I also told the board about a book just published by MIT press, The Origination of Organismal Form. This book critically analyzes many of the key claims of neo-Darwinian evolutionary theory, the standard textbook theory. Its two lead authors, the Viennese biologist Gurd M¸ller and Yale biologist Stuart Newman, conclude that the problem that Darwin set out to solve in 1859 - namely, how fundamentally new forms of life arise - remains unsolved.
M¸ller and Newman list four tables of open questions and unsolved problems in evolutionary biology. As it happens, many of these questions and problems are addressed directly in the model curriculum's lesson plan on the critical analysis of evolution. M¸ller and Newman have nothing to do with Intelligent Design. I doubt they have even heard of it.
Should the board prevent students from knowing about current scientific criticisms of evolutionary theory when those criticisms are found in the peer-reviewed scientific literature? Should the board censor the fact that Darwin himself recognized that the fossil record was a serious problem facing his theory? Should it keep students from knowing about the way that real science works, where critical analysis is considered healthy?
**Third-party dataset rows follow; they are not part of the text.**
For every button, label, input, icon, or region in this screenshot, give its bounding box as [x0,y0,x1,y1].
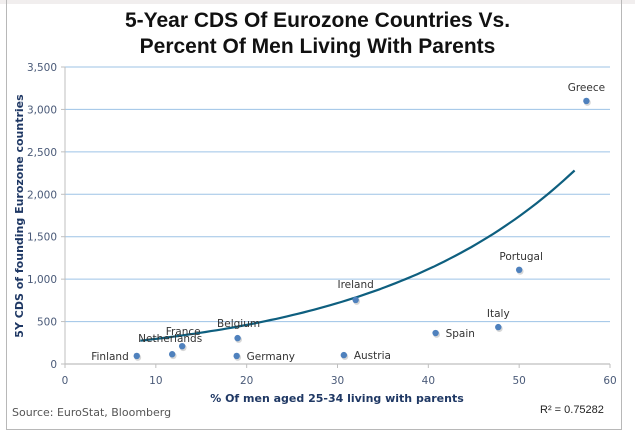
x-tick-label: 10 [149,375,162,387]
y-tick-label: 2,500 [27,147,57,159]
data-label: Austria [354,350,391,362]
data-point [495,323,502,331]
data-point [133,352,140,360]
chart-title-line1: 5-Year CDS Of Eurozone Countries Vs. [124,9,511,32]
y-tick-label: 3,000 [27,104,57,116]
data-point [583,97,590,105]
data-point [432,329,439,337]
y-tick-label: 500 [37,317,57,329]
data-label: Portugal [499,251,543,263]
y-tick-label: 2,000 [27,189,57,201]
x-tick-label: 30 [331,375,344,387]
data-point [168,351,176,358]
chart-title: 5-Year CDS Of Eurozone Countries Vs. Per… [0,8,635,60]
data-label: Germany [247,351,295,363]
source-note: Source: EuroStat, Bloomberg [12,406,172,419]
data-label: Belgium [217,318,260,330]
y-tick-label: 1,500 [27,232,57,244]
chart-frame [6,0,622,430]
data-point [515,266,523,274]
data-point [340,351,348,359]
x-tick-label: 40 [422,375,435,387]
trendline [140,169,576,342]
data-label: Netherlands [138,333,202,345]
top-strip [0,0,635,4]
x-axis-title: % Of men aged 25-34 living with parents [210,392,464,405]
y-tick-label: 1,000 [27,274,57,286]
data-point [352,296,359,304]
x-tick-label: 60 [603,375,616,387]
data-label: Italy [487,308,510,320]
data-label: Finland [91,351,129,363]
data-label: Ireland [338,279,374,291]
y-tick-label: 0 [50,359,57,371]
y-axis-title: 5Y CDS of founding Eurozone countries [13,94,26,338]
y-tick-label: 3,500 [27,62,57,74]
data-point [233,352,240,360]
data-point [178,342,186,350]
data-label: Spain [446,328,475,340]
x-tick-label: 50 [512,375,525,387]
data-point [234,334,241,342]
data-label: France [166,326,201,338]
r-squared-label: R² = 0.75282 [540,404,604,416]
data-label: Greece [568,82,605,94]
chart-title-line2: Percent Of Men Living With Parents [139,35,496,58]
x-tick-label: 20 [240,375,253,387]
x-tick-label: 0 [62,375,69,387]
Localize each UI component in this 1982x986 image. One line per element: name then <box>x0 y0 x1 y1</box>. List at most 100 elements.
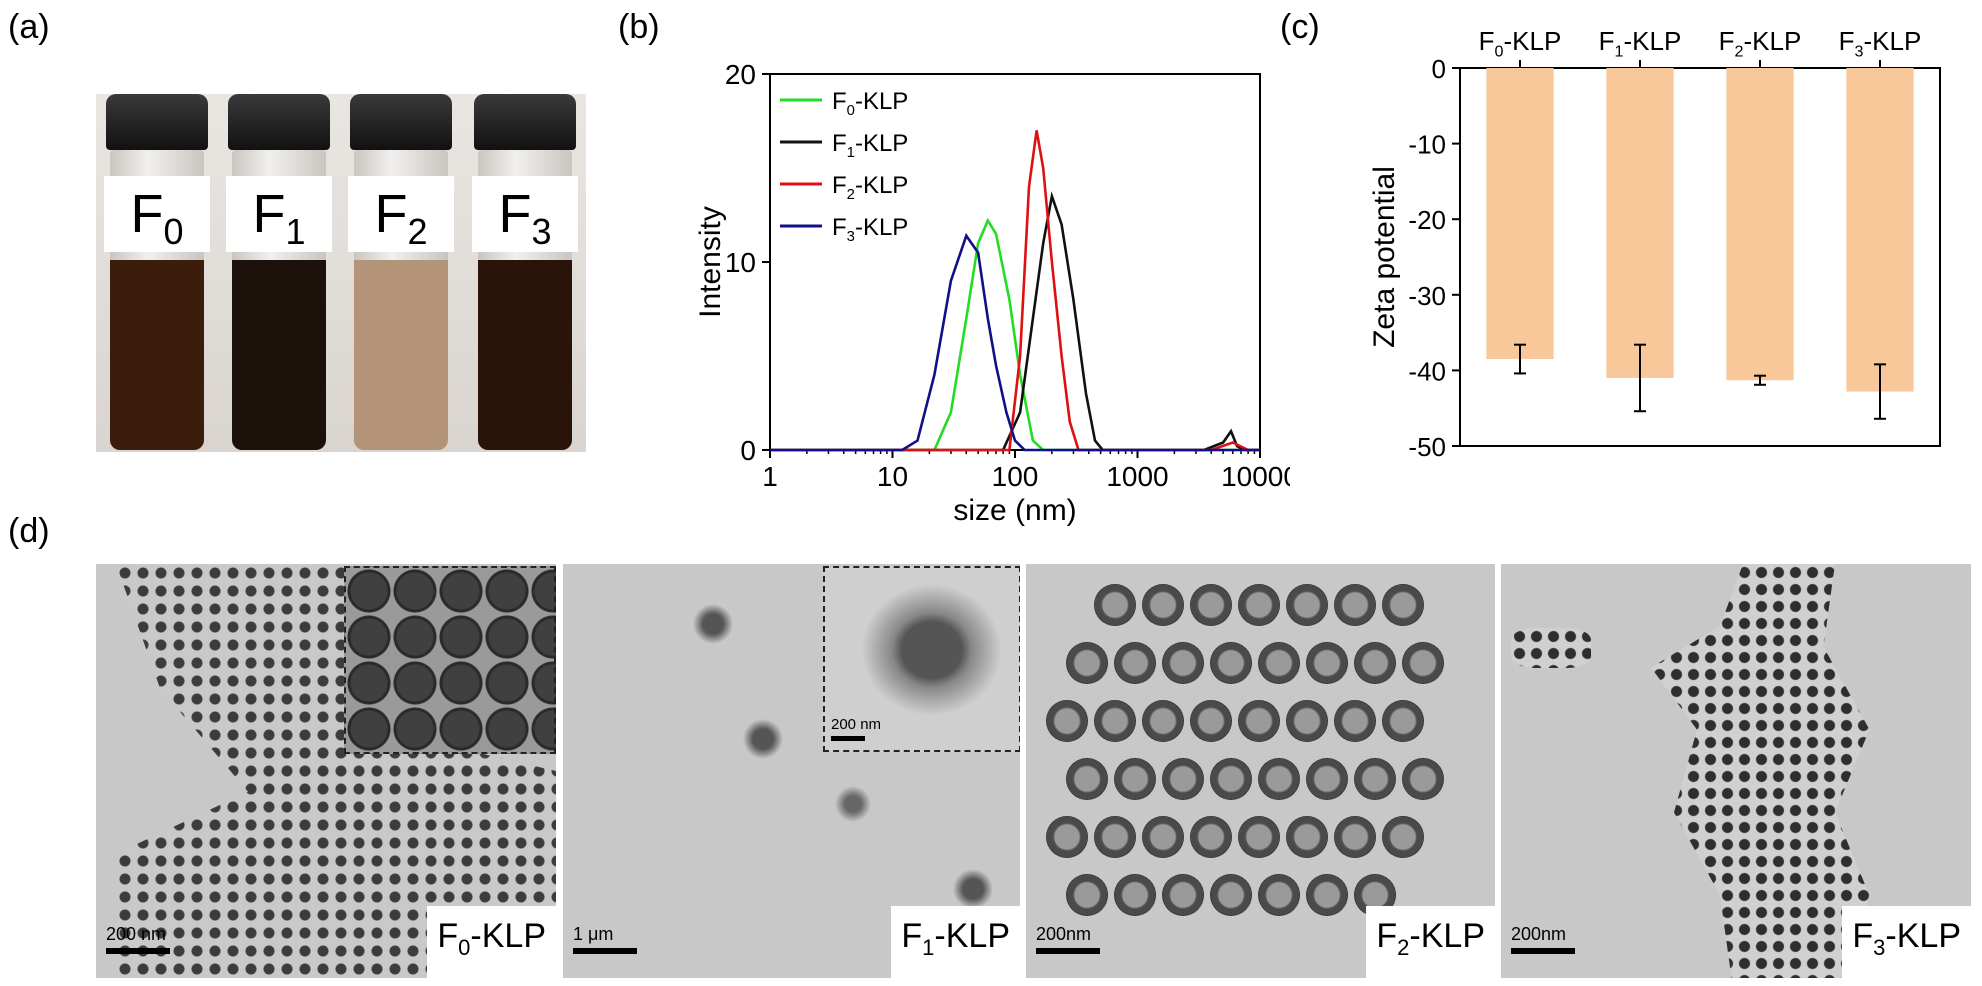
y-tick-label: -30 <box>1408 281 1446 311</box>
inset-scalebar: 200 nm <box>831 716 881 741</box>
panel-letter-d: (d) <box>8 512 50 550</box>
category-label-0: F0-KLP <box>1479 26 1562 61</box>
hollow-particle <box>1210 642 1252 684</box>
y-axis-label: Intensity <box>694 206 727 318</box>
vial-1: F1 <box>226 94 332 452</box>
hollow-particle <box>1190 816 1232 858</box>
hollow-particle <box>1306 642 1348 684</box>
particle-cluster <box>1511 628 1591 668</box>
hollow-particle <box>1258 758 1300 800</box>
hollow-particle <box>1382 816 1424 858</box>
hollow-particle <box>1258 642 1300 684</box>
hollow-particle <box>1238 816 1280 858</box>
vial-label: F2 <box>348 176 454 252</box>
scalebar-label: 200nm <box>1036 924 1092 944</box>
scalebar: 1 μm <box>573 924 637 954</box>
panel-letter-b: (b) <box>618 8 660 46</box>
y-tick-label: 10 <box>725 247 756 278</box>
tem-image-1: 200 nm 1 μm F1-KLP <box>563 564 1020 978</box>
hollow-particle <box>1142 816 1184 858</box>
hollow-particle <box>1258 874 1300 916</box>
hollow-particle <box>1114 642 1156 684</box>
vial-liquid <box>354 260 448 450</box>
vial-label: F3 <box>472 176 578 252</box>
scalebar-bar <box>573 948 637 954</box>
hollow-particle <box>1306 874 1348 916</box>
hollow-particle <box>1190 700 1232 742</box>
tem-image-3: 200nm F3-KLP <box>1501 564 1971 978</box>
aggregate <box>743 714 783 764</box>
hollow-particle <box>1162 642 1204 684</box>
hollow-particle <box>1286 700 1328 742</box>
scalebar-label: 200 nm <box>106 924 167 944</box>
hollow-particle <box>1210 758 1252 800</box>
hollow-particle <box>1382 700 1424 742</box>
vial-cap <box>350 94 452 150</box>
aggregate <box>953 864 993 914</box>
hollow-particle <box>1066 642 1108 684</box>
y-tick-label: -10 <box>1408 130 1446 160</box>
aggregate <box>693 604 733 644</box>
hollow-particle <box>1334 700 1376 742</box>
hollow-particle <box>1286 584 1328 626</box>
hollow-particle <box>1094 700 1136 742</box>
hollow-particle <box>1354 642 1396 684</box>
category-label-1: F1-KLP <box>1599 26 1682 61</box>
x-tick-label: 1 <box>762 461 778 492</box>
panel-letter-a: (a) <box>8 8 50 46</box>
tem-image-0: 200 nm F0-KLP <box>96 564 556 978</box>
scalebar-bar <box>1511 948 1575 954</box>
scalebar: 200nm <box>1511 924 1575 954</box>
y-tick-label: 0 <box>1432 54 1446 84</box>
tem-image-label: F3-KLP <box>1842 906 1971 978</box>
vial-cap <box>474 94 576 150</box>
aggregate <box>833 784 873 824</box>
zeta-potential-chart: 0 -10 -20 -30 -40 -50 Zeta potential F0-KLP F1-K… <box>1368 26 1941 462</box>
x-tick-label: 100 <box>992 461 1039 492</box>
hollow-particle <box>1334 816 1376 858</box>
hollow-particle <box>1402 642 1444 684</box>
series-line-0 <box>770 217 1260 452</box>
vial-3: F3 <box>472 94 578 452</box>
hollow-particle <box>1162 758 1204 800</box>
vial-photo: F0 F1 F2 F3 <box>96 94 586 452</box>
hollow-particle <box>1162 874 1204 916</box>
scalebar-label: 200nm <box>1511 924 1567 944</box>
category-label-3: F3-KLP <box>1839 26 1922 61</box>
hollow-particle <box>1114 874 1156 916</box>
hollow-particle <box>1142 700 1184 742</box>
hollow-particle <box>1402 758 1444 800</box>
hollow-particle <box>1066 874 1108 916</box>
hollow-particle <box>1114 758 1156 800</box>
scalebar: 200nm <box>1036 924 1100 954</box>
hollow-particle <box>1094 584 1136 626</box>
vial-liquid <box>110 260 204 450</box>
scalebar-bar <box>106 948 170 954</box>
vial-2: F2 <box>348 94 454 452</box>
hollow-particle <box>1142 584 1184 626</box>
x-tick-label: 10 <box>877 461 908 492</box>
y-tick-label: -50 <box>1408 432 1446 462</box>
hollow-particle <box>1354 758 1396 800</box>
vial-liquid <box>232 260 326 450</box>
scalebar-label: 1 μm <box>573 924 614 944</box>
y-tick-label: 0 <box>740 435 756 466</box>
scalebar: 200 nm <box>106 924 170 954</box>
vial-label: F1 <box>226 176 332 252</box>
hollow-particle <box>1238 700 1280 742</box>
y-tick-label: -40 <box>1408 356 1446 386</box>
vial-cap <box>106 94 208 150</box>
vial-liquid <box>478 260 572 450</box>
category-label-2: F2-KLP <box>1719 26 1802 61</box>
vial-cap <box>228 94 330 150</box>
legend-entry-0: F0-KLP <box>832 88 908 119</box>
vial-0: F0 <box>104 94 210 452</box>
y-axis-label: Zeta potential <box>1368 166 1401 348</box>
panel-letter-c: (c) <box>1280 8 1320 46</box>
inset-zoom <box>823 566 1020 752</box>
hollow-particle <box>1382 584 1424 626</box>
inset-scalebar-bar <box>831 736 865 741</box>
tem-image-label: F2-KLP <box>1366 906 1495 978</box>
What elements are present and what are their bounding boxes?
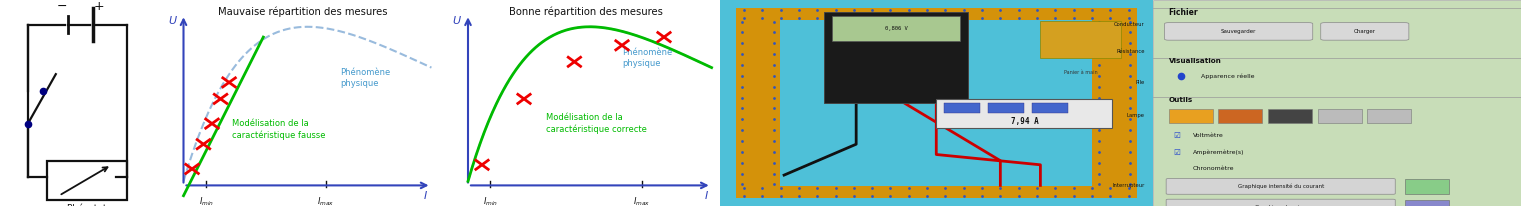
- Text: I: I: [424, 191, 427, 201]
- Text: Fichier: Fichier: [1168, 8, 1199, 17]
- Text: Phénomène
physique: Phénomène physique: [341, 68, 391, 88]
- FancyBboxPatch shape: [1405, 179, 1450, 194]
- FancyBboxPatch shape: [1168, 109, 1212, 123]
- Text: Interrupteur: Interrupteur: [1112, 183, 1144, 188]
- FancyBboxPatch shape: [1165, 23, 1313, 40]
- Text: 0,806 V: 0,806 V: [885, 26, 908, 31]
- FancyBboxPatch shape: [1033, 103, 1068, 113]
- FancyBboxPatch shape: [736, 8, 1136, 20]
- FancyBboxPatch shape: [1040, 21, 1121, 58]
- Text: U: U: [453, 16, 461, 26]
- Text: Bonne répartition des mesures: Bonne répartition des mesures: [508, 6, 663, 17]
- FancyBboxPatch shape: [1317, 109, 1361, 123]
- Text: $I_{max}$: $I_{max}$: [318, 196, 335, 206]
- Text: Pile: Pile: [1135, 80, 1144, 85]
- Text: Graphique tension: Graphique tension: [1255, 205, 1307, 206]
- Text: Mauvaise répartition des mesures: Mauvaise répartition des mesures: [219, 6, 388, 17]
- FancyBboxPatch shape: [989, 103, 1024, 113]
- Text: Charger: Charger: [1354, 29, 1377, 34]
- Text: Apparence réelle: Apparence réelle: [1200, 74, 1255, 79]
- FancyBboxPatch shape: [1405, 200, 1450, 206]
- FancyBboxPatch shape: [1092, 8, 1136, 198]
- Text: Visualisation: Visualisation: [1168, 58, 1221, 64]
- Text: −: −: [56, 0, 67, 13]
- FancyBboxPatch shape: [1167, 199, 1395, 206]
- Text: Ampèremètre(s): Ampèremètre(s): [1192, 150, 1244, 155]
- FancyBboxPatch shape: [937, 99, 1112, 128]
- Text: Modélisation de la
caractéristique fausse: Modélisation de la caractéristique fauss…: [231, 119, 325, 140]
- Text: Lampe: Lampe: [1127, 113, 1144, 118]
- FancyBboxPatch shape: [1153, 0, 1521, 206]
- Text: Graphique intensité du courant: Graphique intensité du courant: [1238, 184, 1323, 189]
- FancyBboxPatch shape: [1167, 179, 1395, 194]
- FancyBboxPatch shape: [1218, 109, 1262, 123]
- Text: $I_{min}$: $I_{min}$: [199, 196, 214, 206]
- Text: Rhéostat: Rhéostat: [67, 204, 106, 206]
- Text: Chronomètre: Chronomètre: [1192, 166, 1234, 171]
- Text: ☑: ☑: [1173, 148, 1180, 157]
- FancyBboxPatch shape: [719, 0, 1153, 206]
- Text: $I_{max}$: $I_{max}$: [633, 196, 651, 206]
- Text: Phénomène
physique: Phénomène physique: [622, 48, 672, 68]
- Text: I: I: [704, 191, 707, 201]
- FancyBboxPatch shape: [1367, 109, 1411, 123]
- FancyBboxPatch shape: [47, 161, 128, 200]
- Text: 7,94 A: 7,94 A: [1010, 117, 1039, 126]
- FancyBboxPatch shape: [824, 12, 969, 103]
- Text: U: U: [167, 16, 176, 26]
- Text: Résistance: Résistance: [1116, 49, 1144, 54]
- FancyBboxPatch shape: [1320, 23, 1408, 40]
- Text: Conducteur: Conducteur: [1113, 22, 1144, 27]
- Text: Modélisation de la
caractéristique correcte: Modélisation de la caractéristique corre…: [546, 113, 648, 134]
- Text: Panier à main: Panier à main: [1063, 70, 1097, 75]
- FancyBboxPatch shape: [945, 103, 981, 113]
- Text: Sauvegarder: Sauvegarder: [1221, 29, 1256, 34]
- Text: $I_{min}$: $I_{min}$: [482, 196, 497, 206]
- Text: ☑: ☑: [1173, 131, 1180, 140]
- FancyBboxPatch shape: [1269, 109, 1313, 123]
- FancyBboxPatch shape: [832, 16, 960, 41]
- FancyBboxPatch shape: [736, 186, 1136, 198]
- FancyBboxPatch shape: [736, 8, 780, 198]
- Text: +: +: [94, 0, 105, 13]
- Text: Outils: Outils: [1168, 97, 1192, 103]
- Text: Voltmètre: Voltmètre: [1192, 133, 1223, 138]
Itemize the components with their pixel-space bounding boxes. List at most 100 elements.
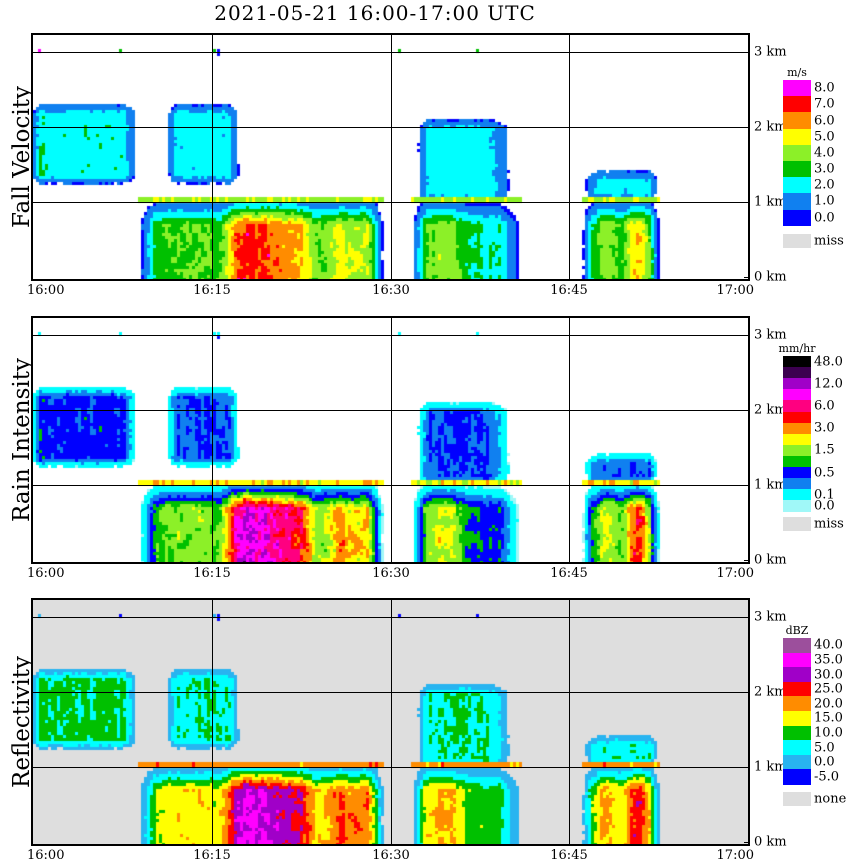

Those who demand that the board censor such material are undermining the accurate and invigorating presentation of evolution in the model curriculum. In all the sciences, not just in biology, knowledge advances when scientists are free to analyze evidence critically, to offer competing accounts of how best to interpret data, and to evaluate competing hypotheses. That is how real science works, and students can understand this best if they are immersed in rather than shielded from current scientific debates and discussion.
Darwin-only activists, and spokesmen for "official science," are now pressuring the board to "let the scientists determine the curriculum," as if only committed neo-Darwinists constituted real scientists. But plenty of scientists question aspects of contemporary evolutionary theory. Over 300 scientists from institutions such as Yale, the Smithsonian, M.I.T., Rice and Ohio State have signed a statement expressing skepticism about the sufficiency of the neo-Darwinian mechanism.
If the Ohio Board of Education removes the critical analysis lesson plan, it will be misrepresenting the current scientific discussion about evolutionary theory. The critiques addressed in the lesson plan exist in the current peer-reviewed scientific literature. Ohio students should have the right to learn about these currents of scientific thought, free from threats of censorship by rigid defenders of an aging scientific orthodoxy.
Benjamin Wiker, Ph.D., is a lecturer at the Franciscan University of Steubenville and a senior fellow of Discovery Institute, whose Center for Science and Culture is a leading think tank examining scientific challenges to Darwinian evolution.